= Sysmex XE-2100 =

The Sysmex XE-2100 is a haematology automated analyser, used to quickly perform full blood counts and reticulocyte counts. It is made by the Sysmex Corporation. Its successor is the Sysmex XN-1000.

It can be run on its own, or connected to a blood film making and staining unit. Racks of blood go in on a tray on the right, and come out the left side. The racks hold ten 4.5 mL tubes, and have a notch so they can only go in one way.

As the tubes go through the machine, two are picked up and inverted five times to mix, the first one is sampled. They are put down again, the rack moves along one space and two more are picked up and mixed five times, this assures that each tube is inverted ten times before being sampled.

The caps are left on the tubes as they go through the machine. A piercer takes a sample through the rubber centre while the tube is upside down. EDTA (lavender) tubes are usually used, although citrate (blue top) tubes will also work (although the result must be corrected because of dilution).

Paediatric and oversized tubes can be put through manually via a sampler on the left-hand side of the machine.

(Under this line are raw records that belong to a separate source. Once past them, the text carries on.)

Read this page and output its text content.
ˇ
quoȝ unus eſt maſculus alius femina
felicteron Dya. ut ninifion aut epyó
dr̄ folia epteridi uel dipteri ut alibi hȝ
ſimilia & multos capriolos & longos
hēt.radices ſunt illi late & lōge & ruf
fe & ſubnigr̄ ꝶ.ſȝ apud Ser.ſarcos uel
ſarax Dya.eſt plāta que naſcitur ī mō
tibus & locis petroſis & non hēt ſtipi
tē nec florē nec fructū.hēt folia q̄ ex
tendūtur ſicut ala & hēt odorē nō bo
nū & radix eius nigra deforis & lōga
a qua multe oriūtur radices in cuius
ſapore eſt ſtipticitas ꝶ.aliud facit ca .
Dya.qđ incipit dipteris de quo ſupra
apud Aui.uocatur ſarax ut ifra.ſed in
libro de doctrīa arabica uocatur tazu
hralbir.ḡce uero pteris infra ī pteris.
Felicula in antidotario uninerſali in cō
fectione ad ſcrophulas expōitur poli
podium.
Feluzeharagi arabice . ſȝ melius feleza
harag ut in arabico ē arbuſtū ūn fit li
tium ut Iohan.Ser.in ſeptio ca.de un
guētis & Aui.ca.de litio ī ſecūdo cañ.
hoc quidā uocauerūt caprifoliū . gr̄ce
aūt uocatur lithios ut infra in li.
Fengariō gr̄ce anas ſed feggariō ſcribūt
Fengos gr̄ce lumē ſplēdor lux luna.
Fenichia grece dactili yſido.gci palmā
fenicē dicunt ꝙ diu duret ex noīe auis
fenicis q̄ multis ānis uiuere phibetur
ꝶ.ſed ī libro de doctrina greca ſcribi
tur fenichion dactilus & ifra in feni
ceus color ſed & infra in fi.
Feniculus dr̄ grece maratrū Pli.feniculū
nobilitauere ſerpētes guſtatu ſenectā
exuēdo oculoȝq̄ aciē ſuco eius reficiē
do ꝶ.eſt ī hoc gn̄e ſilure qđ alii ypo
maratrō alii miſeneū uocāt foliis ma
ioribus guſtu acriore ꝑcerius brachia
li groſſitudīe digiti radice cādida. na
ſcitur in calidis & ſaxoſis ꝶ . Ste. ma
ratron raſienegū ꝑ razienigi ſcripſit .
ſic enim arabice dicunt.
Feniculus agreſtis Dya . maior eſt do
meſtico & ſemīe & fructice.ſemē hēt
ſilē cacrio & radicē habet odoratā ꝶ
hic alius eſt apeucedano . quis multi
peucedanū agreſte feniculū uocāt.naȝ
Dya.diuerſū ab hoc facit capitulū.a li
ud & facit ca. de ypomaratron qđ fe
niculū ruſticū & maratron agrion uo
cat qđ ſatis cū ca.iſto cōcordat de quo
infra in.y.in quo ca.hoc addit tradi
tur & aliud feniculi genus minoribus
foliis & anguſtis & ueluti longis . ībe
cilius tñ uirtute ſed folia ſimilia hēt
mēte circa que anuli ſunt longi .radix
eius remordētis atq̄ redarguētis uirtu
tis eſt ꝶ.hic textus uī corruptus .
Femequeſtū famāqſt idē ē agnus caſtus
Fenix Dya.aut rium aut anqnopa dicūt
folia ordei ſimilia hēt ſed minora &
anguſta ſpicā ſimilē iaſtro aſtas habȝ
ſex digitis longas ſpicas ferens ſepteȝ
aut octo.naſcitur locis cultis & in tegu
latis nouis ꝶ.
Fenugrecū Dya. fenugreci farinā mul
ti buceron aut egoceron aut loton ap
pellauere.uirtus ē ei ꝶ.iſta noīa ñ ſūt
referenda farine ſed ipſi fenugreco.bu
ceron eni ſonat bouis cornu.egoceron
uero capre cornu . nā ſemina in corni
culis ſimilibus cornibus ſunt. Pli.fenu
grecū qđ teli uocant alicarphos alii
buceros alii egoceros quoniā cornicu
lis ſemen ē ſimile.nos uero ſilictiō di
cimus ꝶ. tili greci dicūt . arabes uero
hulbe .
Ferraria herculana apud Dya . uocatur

Data from the XE-2100 can be viewed with a computer program.

==Price==
This machine can be purchased for around US$107,000

==Principles of measurement==
Blood is sampled and diluted, and moves through a tube thin enough that cells pass by one at a time. Characteristics about the cell are measured using lasers (fluorescence flow cytometry) or electrical impedance.

Because not everything about the cells can be measured at the same time, blood is separated into a number of different channels. In the XE-2100 there are five different channels: WBC/BASO, DIFF, IMI, RET and NRBC.